Week 6. The end of wet work. There will be no new bowls or cups from here on out, at least not for this ceramics class. Our focus the next two weeks will be finishing the pieces we already made.
In writing, as you go from rough draft to publication you gradually cede control of the story to the story itself. The general shape of the thing becomes fixed – it has to, otherwise it’d be a different story. No longer This Particular Story. Toward the end more of it is off-limits, and those boundaries push you to the surface, or surfaces. You tweak details to echo the story’s themes, smooth out clunky sentences, pick a typeface, design a cover, etc. All aimed at bringing out the already-existing shape of the story. All to make the story more itself.
The thing about clay is this same progression maps to the physical hardness of the material itself. Wet clay can be made into almost anything so long as it obeys physics. When the clay dries a bit and becomes stiff but still moist, you use your trimming tools to pare away the excess, make finer adjustments to the curves. When the clay gets even drier, dry enough that it no longer shrinks – called “leather hard” – it’s ready to go in the kiln. Fired once, it comes out as bisque: pink and coral-like; stone hard while still porous, ready to absorb glaze before a subsequent firing.

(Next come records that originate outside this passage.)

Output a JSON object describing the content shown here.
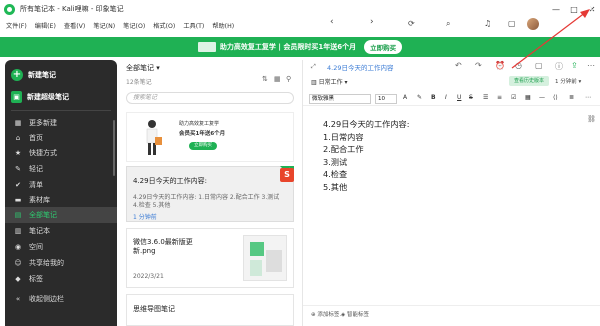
{
  "window": {
    "title": "所有笔记本 - Kali哩嘛 - 印象笔记",
    "controls": [
      "—",
      "□",
      "✕"
    ]
  },
  "menu": [
    "文件(F)",
    "编辑(E)",
    "查看(V)",
    "笔记(N)",
    "笔记(O)",
    "格式(O)",
    "工具(T)",
    "帮助(H)"
  ],
  "banner": {
    "text": "助力高效复工复学 | 会员限时买1年送6个月",
    "cta": "立即购买",
    "color": "#1fb154"
  },
  "sidebar": {
    "new_note": "新建笔记",
    "new_super_note": "新建超级笔记",
    "items": [
      {
        "label": "更多新建",
        "icon": "grid-icon"
      },
      {
        "label": "首页",
        "icon": "home-icon"
      },
      {
        "label": "快捷方式",
        "icon": "star-icon"
      },
      {
        "label": "轻记",
        "icon": "pen-icon"
      },
      {
        "label": "清单",
        "icon": "check-icon"
      },
      {
        "label": "素材库",
        "icon": "folder-icon"
      },
      {
        "label": "全部笔记",
        "icon": "notes-icon",
        "active": true
      },
      {
        "label": "笔记本",
        "icon": "notebook-icon"
      },
      {
        "label": "空间",
        "icon": "space-icon"
      },
      {
        "label": "共享给我的",
        "icon": "share-icon"
      },
      {
        "label": "标签",
        "icon": "tag-icon"
      }
    ],
    "collapse": "收起侧边栏"
  },
  "list": {
    "title": "全部笔记",
    "count": "12条笔记",
    "search_placeholder": "搜索笔记",
    "promo": {
      "line1": "助力高效复工复学",
      "line2": "会员买1年送6个月",
      "button": "立即购买"
    },
    "notes": [
      {
        "title": "4.29日今天的工作内容:",
        "preview": "4.29日今天的工作内容: 1.日常内容 2.配合工作 3.测试 4.检查 5.其他",
        "meta": "1 分钟前"
      },
      {
        "title": "微信3.6.0最新版更新.png",
        "meta": "2022/3/21"
      },
      {
        "title": "思维导图笔记"
      }
    ]
  },
  "editor": {
    "note_link": "4.29日今天的工作内容",
    "notebook": "日常工作",
    "history_button": "查看历史版本",
    "save_status": "1 分钟前",
    "font": "微软雅黑",
    "font_size": "10",
    "content": [
      "4.29日今天的工作内容:",
      "1.日常内容",
      "2.配合工作",
      "3.测试",
      "4.检查",
      "5.其他"
    ],
    "add_tag": "添加标签...",
    "smart_tag": "智能标签"
  },
  "colors": {
    "brand": "#1fb154",
    "sidebar_bg": "#2b2b2b",
    "link": "#3a7bd5",
    "annotation": "#e53935"
  }
}
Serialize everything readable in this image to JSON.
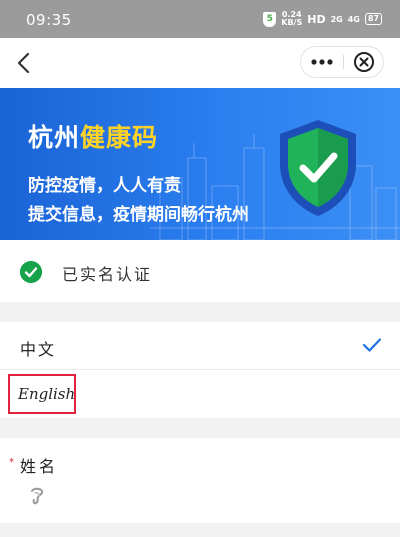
{
  "status_bar": {
    "time": "09:35",
    "shield": "5",
    "speed_value": "0.24",
    "speed_unit": "KB/S",
    "hd": "HD",
    "signal1": "2G",
    "signal2": "4G",
    "battery": "87"
  },
  "nav": {
    "back_icon": "chevron-left-icon",
    "more_icon": "more-dots-icon",
    "close_icon": "close-circle-icon"
  },
  "banner": {
    "title_city": "杭州",
    "title_highlight": "健康码",
    "line1": "防控疫情，人人有责",
    "line2": "提交信息，疫情期间畅行杭州",
    "colors": {
      "background": "#2b7ff0",
      "highlight": "#ffd326"
    }
  },
  "verify": {
    "text": "已实名认证",
    "color": "#16a34a"
  },
  "language": {
    "chinese_label": "中文",
    "english_label": "English",
    "selected": "中文",
    "check_color": "#1a73e8",
    "highlight_box_color": "#e02440"
  },
  "form": {
    "required_mark": "*",
    "name_label": "姓名"
  }
}
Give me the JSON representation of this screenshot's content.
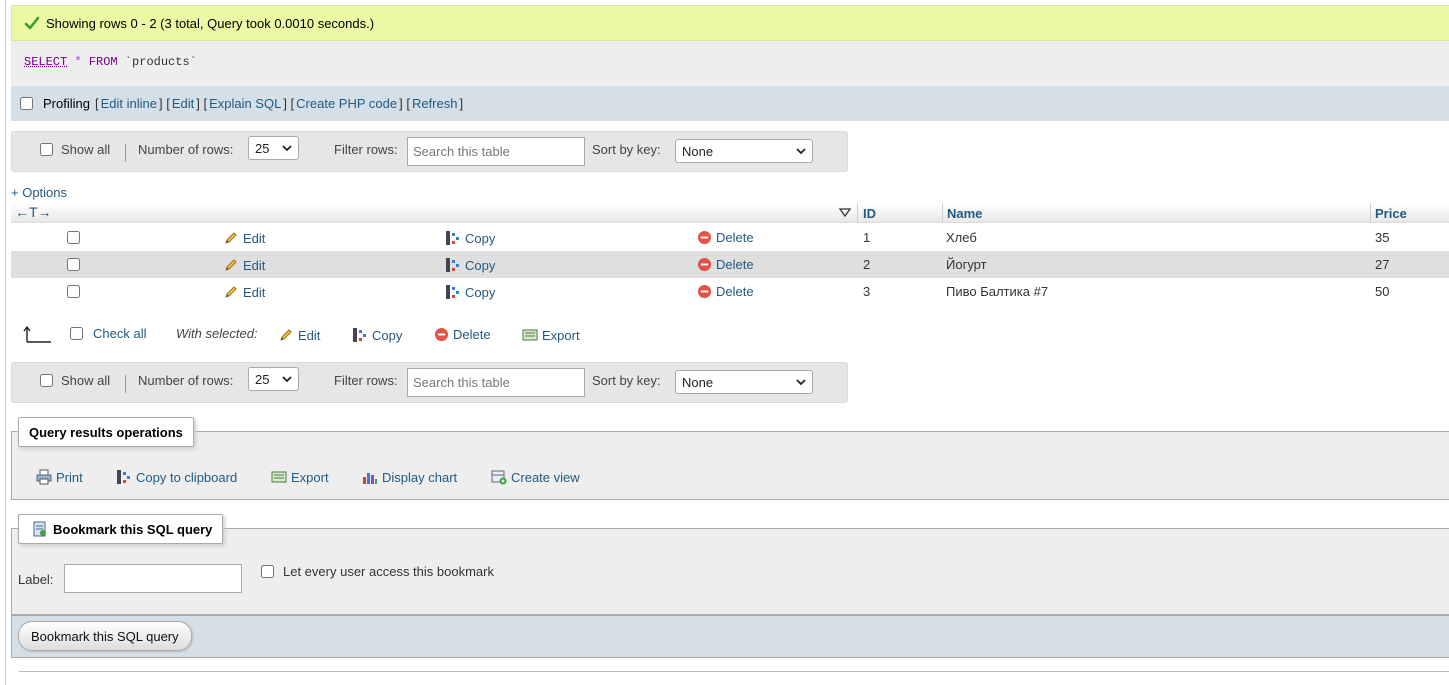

That’s not to say there isn’t any leeway in and between stages. If you mess up the glaze you can wipe it off immediately with a wet sponge and try again later. You can dip leather-hard pieces into water to soften them up for trimming again, patch holes by pressing fresh clay into the rupture. But these changes incur their own costs in patience; you have to wait for the new clay to harden or soften, and you have to wait for the bowl to dry. Clay is forgiving, but not too forgiving.
I love that. And I might need to start labeling drafts of my writing bisque and leather-hard.